The Time Lord clenched his fists, torn in his resolve.

No. They weren't already dead. They were all still alive, going about their lives, their monotonous daily routine, unaware that a savage force had awakened within their planet and would soon tear its way through the ground beneath their feet.

Nonetheless, nothing could be done for them. They were a lost cause. The Jigguragh were awake. They would tear this world apart and move out across the galaxy to find another planet to burrow their way into, beginning the process again. It's possible that the next planet may be uninhabited, but Jigguragh lived for several millennia. There would be several more planets after this. He couldn't just follow them all and keep an eye on them for the rest of his lives.

They had to be stopped, here and now.

He had recently confiscated a phasic temporal explosive from a mercenary group within a distant star system. Illegal nearly everywhere within the twelve known galaxies, he had been bringing it back to Gallifrey to be dismantled and destroyed when he became aware of the situation on this planet below.

Action must be taken.

Originating from a race whose policy was more of observing than taking action, the Time Lord was torn by indecision. Not one who usually felt bound by the rules, the severity of the consequences of this decision weighed on him greatly.

One world and a billion lives now, or several hundred worlds and countless lives later?

It was a decision that should be brought before the High Council of Gallifrey before any immediate action was considered.

The High Council. Their hands bound by their own self-imposed law of non-interference. All the planets in the multiverse could fall one by one to this scourge, with Gallifrey the last remaining world intact, before they would bring themselves to even begin considerations of any sort of action.

The Time Lord glanced at the interdimensional explosive where it sat on the floor nearby.

They were not aware of his acquisition of this banned weapon. They would not question his return to Gallifrey without it.

The Jigguragh moved quickly. By the end of the planet's next revolution around this system's star, the world would be reduced to rubble.

The lives of its inhabitants were already lost. There was only one thing left to be done.

He approached the temporal bomb and activated its controls. He had already programmed it moments before. He just needed to send it on its way.

With a bright glow, its power coils surged with energy, and the weapon vanished into phased dimensional shift.

He flexed his fingers. They felt numb. He had a twisted pain in his gut and his legs were weak. He stumbled towards the TARDIS console and fell to his knees.

What had he done? All those lives...

It had to be done, he told himself. The decision had to made. Action had to be taken.

A bright flash of light brought his attention to the view screen.

A world was dying.

Chunk by chunk, the planet's surface was torn away, dissolving into minuscule particles, shifting out of phase with reality as they were ripped away from this dimensional plane. All life was vaporized. A billion lives reduced to atoms, and their atoms in turn reduced to nothingness.

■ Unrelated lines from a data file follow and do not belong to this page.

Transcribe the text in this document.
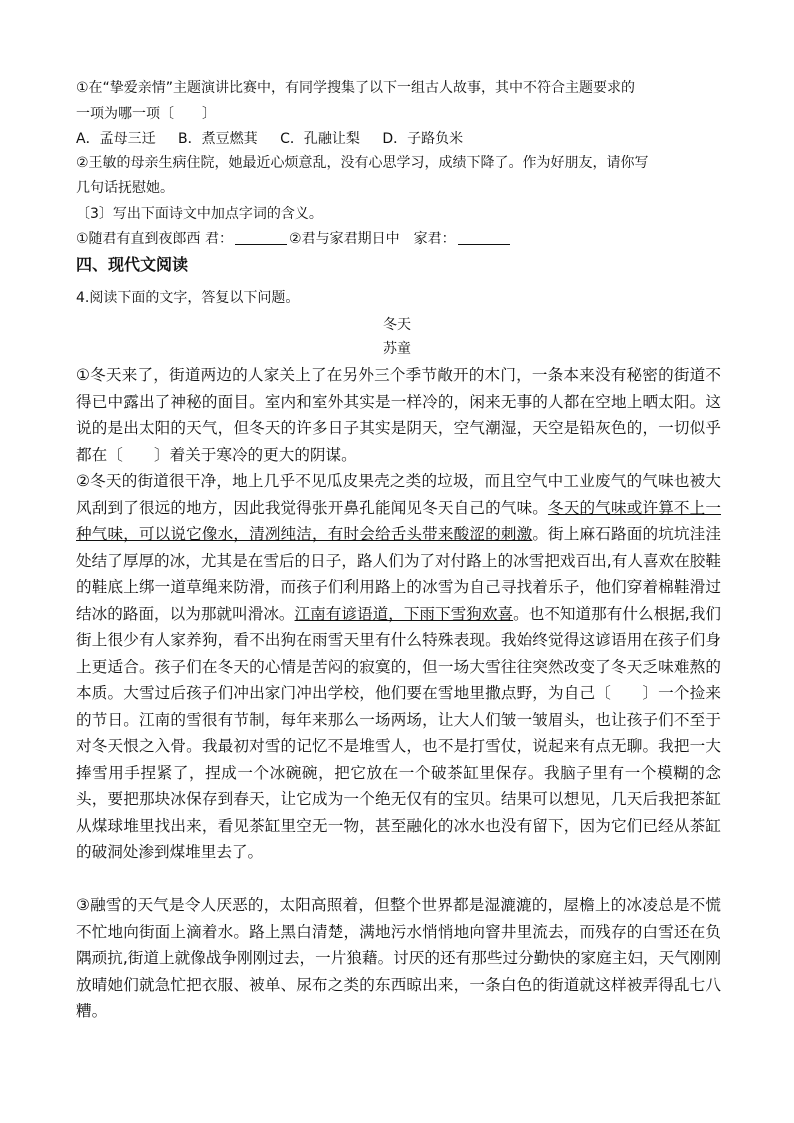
①在“挚爱亲情”主题演讲比赛中，有同学搜集了以下一组古人故事，其中不符合主题要求的
一项为哪一项〔　　〕
A．孟母三迁 B．煮豆燃萁 C．孔融让梨 D．子路负米
②王敏的母亲生病住院，她最近心烦意乱，没有心思学习，成绩下降了。作为好朋友，请你写
几句话抚慰她。
〔3〕写出下面诗文中加点字词的含义。
①随君有直到夜郎西 君：	②君与家君期日中　家君：
四、现代文阅读
4.阅读下面的文字，答复以下问题。
冬天
苏童
①冬天来了，街道两边的人家关上了在另外三个季节敞开的木门，一条本来没有秘密的街道不得已中露出了神秘的面目。室内和室外其实是一样冷的，闲来无事的人都在空地上晒太阳。这说的是出太阳的天气，但冬天的许多日子其实是阴天，空气潮湿，天空是铅灰色的，一切似乎都在〔　　〕着关于寒冷的更大的阴谋。
②冬天的街道很干净，地上几乎不见瓜皮果壳之类的垃圾，而且空气中工业废气的气味也被大风刮到了很远的地方，因此我觉得张开鼻孔能闻见冬天自己的气味。冬天的气味或许算不上一种气味，可以说它像水，清冽纯洁，有时会给舌头带来酸涩的刺激。街上麻石路面的坑坑洼洼处结了厚厚的冰，尤其是在雪后的日子，路人们为了对付路上的冰雪把戏百出,有人喜欢在胶鞋的鞋底上绑一道草绳来防滑，而孩子们利用路上的冰雪为自己寻找着乐子，他们穿着棉鞋滑过结冰的路面，以为那就叫滑冰。江南有谚语道，下雨下雪狗欢喜。也不知道那有什么根据,我们街上很少有人家养狗，看不出狗在雨雪天里有什么特殊表现。我始终觉得这谚语用在孩子们身上更适合。孩子们在冬天的心情是苦闷的寂寞的，但一场大雪往往突然改变了冬天乏味难熬的本质。大雪过后孩子们冲出家门冲出学校，他们要在雪地里撒点野，为自己〔　　〕一个捡来的节日。江南的雪很有节制，每年来那么一场两场，让大人们皱一皱眉头，也让孩子们不至于对冬天恨之入骨。我最初对雪的记忆不是堆雪人，也不是打雪仗，说起来有点无聊。我把一大捧雪用手捏紧了，捏成一个冰碗碗，把它放在一个破茶缸里保存。我脑子里有一个模糊的念头，要把那块冰保存到春天，让它成为一个绝无仅有的宝贝。结果可以想见，几天后我把茶缸从煤球堆里找出来，看见茶缸里空无一物，甚至融化的冰水也没有留下，因为它们已经从茶缸的破洞处渗到煤堆里去了。
③融雪的天气是令人厌恶的，太阳高照着，但整个世界都是湿漉漉的，屋檐上的冰凌总是不慌不忙地向街面上滴着水。路上黑白清楚，满地污水悄悄地向窨井里流去，而残存的白雪还在负隅顽抗,街道上就像战争刚刚过去，一片狼藉。讨厌的还有那些过分勤快的家庭主妇，天气刚刚放晴她们就急忙把衣服、被单、尿布之类的东西晾出来，一条白色的街道就这样被弄得乱七八糟。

He had difficulty breathing, his hearts racing, his emotions raging. It seemed as if time stood still, this moment forever burning itself into his mind.

A sudden thought surfaced through the whirlwind within his aching head.

He had become the destroyer of worlds.

He stared at the death throes of a once vibrant world, and through his tears, he laughed.

He destroyed a world. Slaughtered billions. To save the galaxy, a world had to die.

Was he a destroyer or a savior?

For some, it was a fine line between sanity and insanity.

His chest hurt, he was laughing so hard.

Perhaps he was insane...

He had seen eternity... the whole of the vortex, the gap in the very fabric of reality...

His head was pounding... throbbing to the beat of distant drums.

Taken at an early age to enter the Time Lord Academy... You stand there, eight years old... staring at the raw power of time and space... just a child. Some would be inspired... some would run away... and some would go mad.

One day, he would finally leave Gallifrey. He would go off on his own and choose a name for himself. Actually more of a title than a name.

He would become the Master, and the universe would fear him.